Together, the freshman class and the veteran transfers spent the 2023-24 NCAA season building a foundation for the program. Mindy and Paul McCord established the same fast-paced mentality and approach to defense that their Jacksonville teams once mastered.

South Florida hosted its first exhibition on Oct. 28, 2023, welcoming Division II powers Florida Southern and Saint Leo. Throughout the next year, the Bulls added as many talented teams as they could, hoping to replicate the challenges they’d face in their first season in Division I.

The Scottish National Team visited Tampa to battle South Florida in the spring of 2024. In the fall, the Bulls faced off against Florida, North Carolina, Maryland and Duke.
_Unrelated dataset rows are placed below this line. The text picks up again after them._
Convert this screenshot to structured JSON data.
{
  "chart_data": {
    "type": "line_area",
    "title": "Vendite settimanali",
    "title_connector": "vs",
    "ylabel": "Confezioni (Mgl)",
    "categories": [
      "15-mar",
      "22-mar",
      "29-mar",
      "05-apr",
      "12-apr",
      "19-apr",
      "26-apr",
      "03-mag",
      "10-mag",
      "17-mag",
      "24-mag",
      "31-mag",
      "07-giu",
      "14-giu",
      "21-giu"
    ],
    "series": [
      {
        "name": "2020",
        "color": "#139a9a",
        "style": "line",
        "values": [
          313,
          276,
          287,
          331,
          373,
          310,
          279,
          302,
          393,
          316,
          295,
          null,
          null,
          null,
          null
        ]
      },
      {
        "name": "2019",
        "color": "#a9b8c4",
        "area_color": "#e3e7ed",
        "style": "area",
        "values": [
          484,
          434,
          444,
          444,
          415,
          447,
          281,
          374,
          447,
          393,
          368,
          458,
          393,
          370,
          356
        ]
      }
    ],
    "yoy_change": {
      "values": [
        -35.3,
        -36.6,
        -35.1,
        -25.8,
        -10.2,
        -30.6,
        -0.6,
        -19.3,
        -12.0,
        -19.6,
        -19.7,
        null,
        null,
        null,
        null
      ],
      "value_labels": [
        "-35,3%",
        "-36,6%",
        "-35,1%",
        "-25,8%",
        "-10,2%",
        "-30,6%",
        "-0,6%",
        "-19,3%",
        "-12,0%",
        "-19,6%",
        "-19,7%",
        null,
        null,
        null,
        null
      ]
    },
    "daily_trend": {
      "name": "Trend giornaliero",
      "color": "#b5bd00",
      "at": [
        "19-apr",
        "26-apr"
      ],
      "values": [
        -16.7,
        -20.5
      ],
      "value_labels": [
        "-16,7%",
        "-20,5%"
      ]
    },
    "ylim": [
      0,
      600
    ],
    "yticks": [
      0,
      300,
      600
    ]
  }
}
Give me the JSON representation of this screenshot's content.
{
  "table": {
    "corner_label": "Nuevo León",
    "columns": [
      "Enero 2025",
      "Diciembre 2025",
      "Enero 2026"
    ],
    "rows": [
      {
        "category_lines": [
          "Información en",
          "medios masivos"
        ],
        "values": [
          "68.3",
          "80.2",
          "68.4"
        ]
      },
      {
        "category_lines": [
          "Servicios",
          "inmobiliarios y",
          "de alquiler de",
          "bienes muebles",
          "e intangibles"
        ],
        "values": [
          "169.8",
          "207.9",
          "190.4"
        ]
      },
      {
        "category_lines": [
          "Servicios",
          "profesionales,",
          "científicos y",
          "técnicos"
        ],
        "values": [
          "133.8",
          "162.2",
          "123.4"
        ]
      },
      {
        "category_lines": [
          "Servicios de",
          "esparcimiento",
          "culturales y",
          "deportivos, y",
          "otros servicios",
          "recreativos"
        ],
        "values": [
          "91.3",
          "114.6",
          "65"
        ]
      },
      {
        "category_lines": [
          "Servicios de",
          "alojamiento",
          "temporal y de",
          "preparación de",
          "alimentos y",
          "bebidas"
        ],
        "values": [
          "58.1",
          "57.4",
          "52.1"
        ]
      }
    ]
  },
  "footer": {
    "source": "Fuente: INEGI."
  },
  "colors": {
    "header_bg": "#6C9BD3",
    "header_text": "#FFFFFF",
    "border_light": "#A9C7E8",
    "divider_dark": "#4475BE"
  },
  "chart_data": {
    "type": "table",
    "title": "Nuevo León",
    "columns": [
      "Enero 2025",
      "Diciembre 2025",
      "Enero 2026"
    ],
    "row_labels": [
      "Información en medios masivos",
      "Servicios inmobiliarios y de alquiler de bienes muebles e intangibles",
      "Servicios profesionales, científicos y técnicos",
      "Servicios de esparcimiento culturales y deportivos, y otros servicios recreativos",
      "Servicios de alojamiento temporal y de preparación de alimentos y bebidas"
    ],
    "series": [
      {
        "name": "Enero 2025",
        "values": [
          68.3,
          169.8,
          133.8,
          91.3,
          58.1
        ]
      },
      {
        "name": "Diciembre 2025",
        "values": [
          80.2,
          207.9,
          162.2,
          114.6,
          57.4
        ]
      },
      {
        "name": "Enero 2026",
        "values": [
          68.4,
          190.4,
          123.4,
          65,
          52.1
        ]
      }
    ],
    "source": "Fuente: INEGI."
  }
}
“We got plenty of experience and exposure to teach these kids how to win within our system in year one and do it with no bench at all,” Orashen said. “If we can figure that out, we are ready to make some power moves.”

South Florida was ready to take on its first season in 2025 but had an eye for the future. At a school that boasts nearly 50,000 students — and a robust athletic program that announced plans to build a 35,000-seat stadium that would be home to lacrosse — there was a belief that the South Florida women’s lacrosse program could, and will, grow more quickly than at Jacksonville.

“Mindy coached Jacksonville and made it a top 20 program in a matter of years,” Natoli said. “At USF, where we have a lot of resources, a supportive athletic facility and the support of the university, we’re going to build that even quicker here. It’s a recipe for greatness.”